Accanto a questo tema predominante dell’universo femminile, vi è il suggestivo ritratto della propria città in Impressionismo taurinese: “Torino / se torno fra le tue mura / mi sembra che il tempo non passi / (…) La mole ci chiama / sulle scale del pinnacolo / sussurra il vernacolo / scomparso in città / dal bricco Superga / riaccende superba il fuoco d’oriente / sul tetto del mondo / In fondo / la strada rinnova l’appuntamento / i portici bisbigliano / i passi del sentimento / l’eco si muove / al mormorio dell’onda / sulla sponda / ci prende per mano / l’ombra della sera / Si svela il segreto / della mia primavera.”

Inoltre, insorge l’anelito religioso di fronte allo stupore di un Dio che nasce bambino per salvare l’umanità desolata: “Dio / s’è fatto uomo / perché l’uomo diventi dio / Il tempo / col tempo s’incontra / per l’atto d’eterna promessa / S’inchina la stella vestita di gelo / un soffio di bianco / l’atomo risveglia / Gloria a Dio / nell’alto dei cieli / e pace sia al povero peccatore / Signore / navigo solo / nel mar della mente / Solo / e non so perché / eppur ti cerco Signore / Ti credo / nel bimbo che nasce / e nell’uomo che muore.” (Dicembre).

Il fil rouge che unisce tutti questi testi è sempre la contemplazione della bellezza, che è l’innata vocazione del poeta, come illustra sapientemente ancora Sandro Gros-Pietro: “Dunque, cosa rappresenta questa colorata galleria di volti femminei, quasi tutti intonati alla dolcezza di un amoroso sorriso?

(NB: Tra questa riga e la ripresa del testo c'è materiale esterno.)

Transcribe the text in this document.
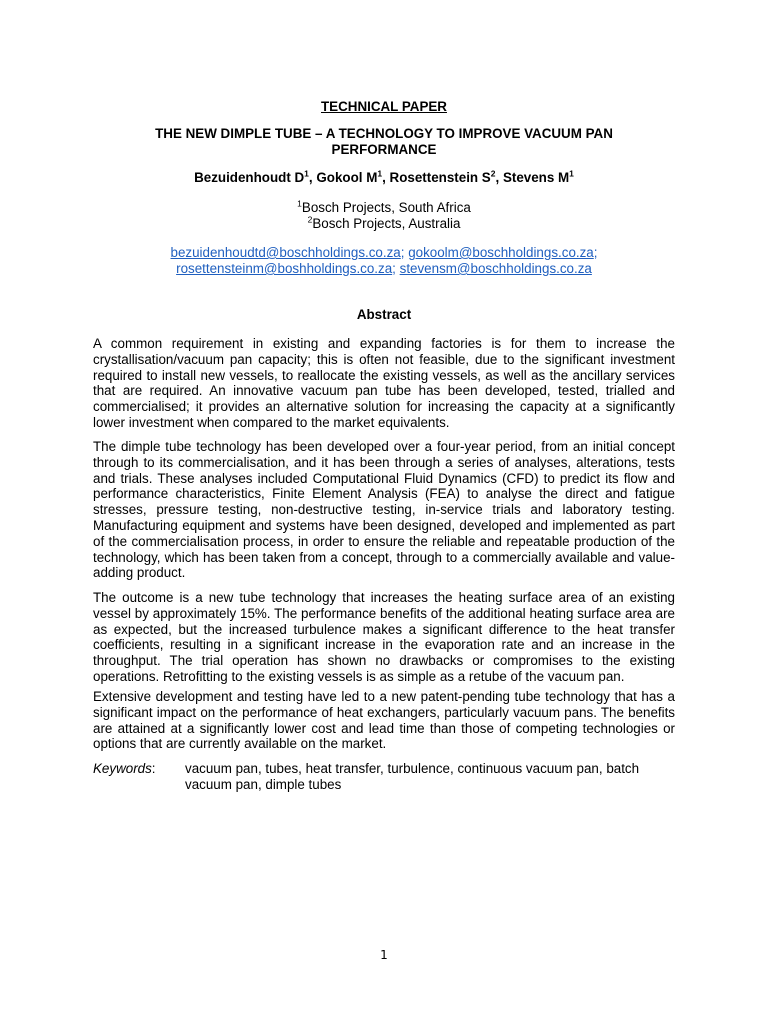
TECHNICAL PAPER
THE NEW DIMPLE TUBE – A TECHNOLOGY TO IMPROVE VACUUM PAN PERFORMANCE
Bezuidenhoudt $D^1$, Gokool $M^1$, Rosettenstein $S^2$, Stevens $M^1$
$^1$Bosch Projects, South Africa
$^2$Bosch Projects, Australia
bezuidenhoudtd@boschholdings.co.za; gokoolm@boschholdings.co.za;
rosettensteinm@boshholdings.co.za; stevensm@boschholdings.co.za
Abstract
A common requirement in existing and expanding factories is for them to increase the crystallisation/vacuum pan capacity; this is often not feasible, due to the significant investment required to install new vessels, to reallocate the existing vessels, as well as the ancillary services that are required. An innovative vacuum pan tube has been developed, tested, trialled and commercialised; it provides an alternative solution for increasing the capacity at a significantly lower investment when compared to the market equivalents.
The dimple tube technology has been developed over a four-year period, from an initial concept through to its commercialisation, and it has been through a series of analyses, alterations, tests and trials. These analyses included Computational Fluid Dynamics (CFD) to predict its flow and performance characteristics, Finite Element Analysis (FEA) to analyse the direct and fatigue stresses, pressure testing, non-destructive testing, in-service trials and laboratory testing. Manufacturing equipment and systems have been designed, developed and implemented as part of the commercialisation process, in order to ensure the reliable and repeatable production of the technology, which has been taken from a concept, through to a commercially available and value-adding product.
The outcome is a new tube technology that increases the heating surface area of an existing vessel by approximately 15%. The performance benefits of the additional heating surface area are as expected, but the increased turbulence makes a significant difference to the heat transfer coefficients, resulting in a significant increase in the evaporation rate and an increase in the throughput. The trial operation has shown no drawbacks or compromises to the existing operations. Retrofitting to the existing vessels is as simple as a retube of the vacuum pan.
Extensive development and testing have led to a new patent-pending tube technology that has a significant impact on the performance of heat exchangers, particularly vacuum pans. The benefits are attained at a significantly lower cost and lead time than those of competing technologies or options that are currently available on the market.
Keywords:	vacuum pan, tubes, heat transfer, turbulence, continuous vacuum pan, batch vacuum pan, dimple tubes
1
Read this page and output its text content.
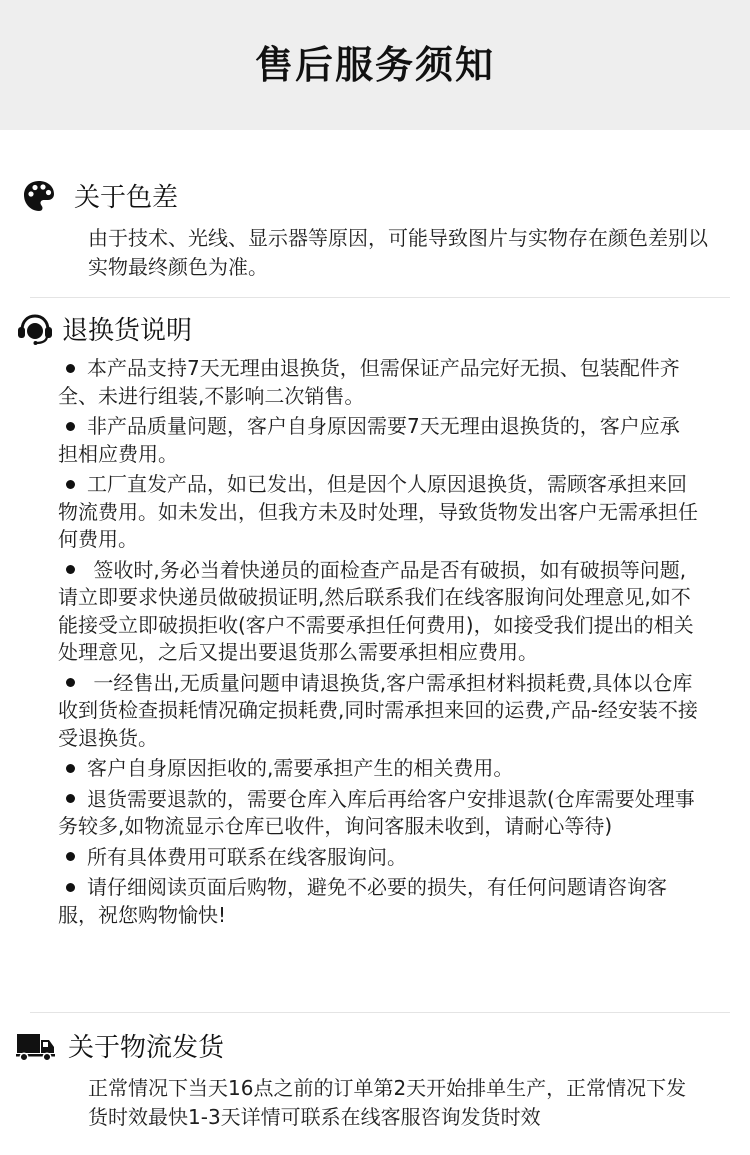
售后服务须知
关于色差

由于技术、光线、显示器等原因，可能导致图片与实物存在颜色差别以实物最终颜色为准。

退换货说明
本产品支持7天无理由退换货，但需保证产品完好无损、包装配件齐全、未进行组装,不影响二次销售。
非产品质量问题，客户自身原因需要7天无理由退换货的，客户应承担相应费用。
工厂直发产品，如已发出，但是因个人原因退换货，需顾客承担来回物流费用。如未发出，但我方未及时处理，导致货物发出客户无需承担任何费用。
签收时,务必当着快递员的面检查产品是否有破损，如有破损等问题,请立即要求快递员做破损证明,然后联系我们在线客服询问处理意见,如不能接受立即破损拒收(客户不需要承担任何费用)，如接受我们提出的相关处理意见，之后又提出要退货那么需要承担相应费用。
一经售出,无质量问题申请退换货,客户需承担材料损耗费,具体以仓库收到货检查损耗情况确定损耗费,同时需承担来回的运费,产品-经安装不接受退换货。
客户自身原因拒收的,需要承担产生的相关费用。
退货需要退款的，需要仓库入库后再给客户安排退款(仓库需要处理事务较多,如物流显示仓库已收件，询问客服未收到，请耐心等待)
所有具体费用可联系在线客服询问。
请仔细阅读页面后购物，避免不必要的损失，有任何问题请咨询客服，祝您购物愉快!
关于物流发货

正常情况下当天16点之前的订单第2天开始排单生产，正常情况下发货时效最快1-3天详情可联系在线客服咨询发货时效
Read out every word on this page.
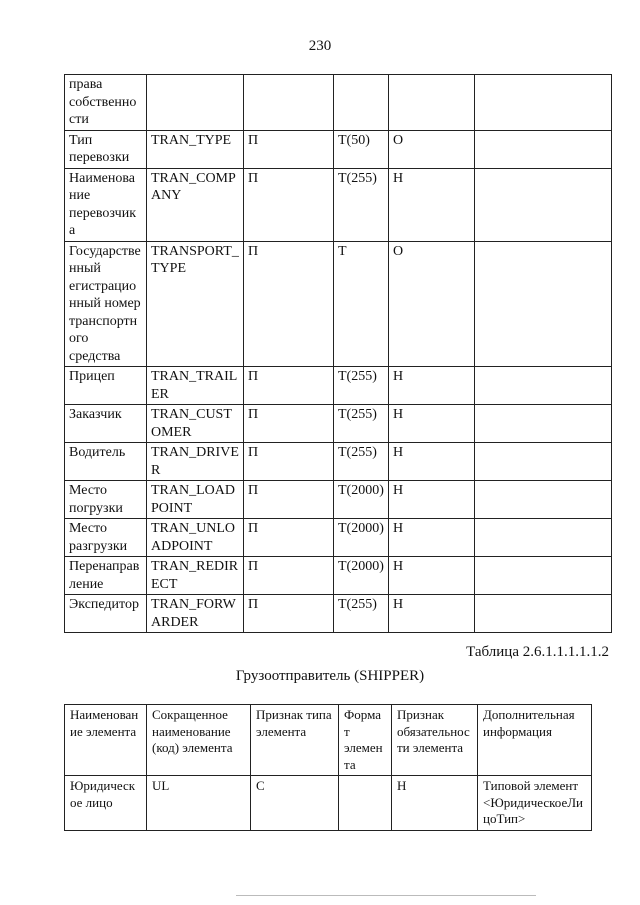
230
права собственности					
Тип перевозки	TRAN_TYPE	П	T(50)	О	
Наименование перевозчика	TRAN_COMPANY	П	T(255)	Н	
Государственный егистрационный номер транспортного средства	TRANSPORT_TYPE	П	T	О	
Прицеп	TRAN_TRAILER	П	T(255)	Н	
Заказчик	TRAN_CUSTOMER	П	T(255)	Н	
Водитель	TRAN_DRIVER	П	T(255)	Н	
Место погрузки	TRAN_LOADPOINT	П	T(2000)	Н	
Место разгрузки	TRAN_UNLOADPOINT	П	T(2000)	Н	
Перенаправление	TRAN_REDIRECT	П	T(2000)	Н	
Экспедитор	TRAN_FORWARDER	П	T(255)	Н	
Таблица 2.6.1.1.1.1.1.2
Грузоотправитель (SHIPPER)
Наименование элемента	Сокращенное наименование (код) элемента	Признак типа элемента	Формат элемента	Признак обязательности элемента	Дополнительная информация
Юридическое лицо	UL	С		Н	Типовой элемент <ЮридическоеЛицоТип>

Non è certo il centone celebrativo di un impenitente don Giovanni, ma è invece la metafora della visione del mondo come omaggio alla bellezza femminile, raccolta in termini di testimonianza viva e reale nei luoghi e nei tempi deputati della vita, ma anche come messaggio letterario che affiora dalle pagine più belle della letteratura italiana, francese, inglese e internazionale in genere. (…) Si tratta di un autentico convivio di elezione tra menti affinate nell’esercizio di cercare nell’inarrestabile flusso della vita quegli istanti effimeri che l’arte trasforma in diamanti eterni, nelle Pleiadi che segnano un percorso di miraggi e di sogni nei vasti cieli della poesia, di ogni tempo e di ogni luogo.”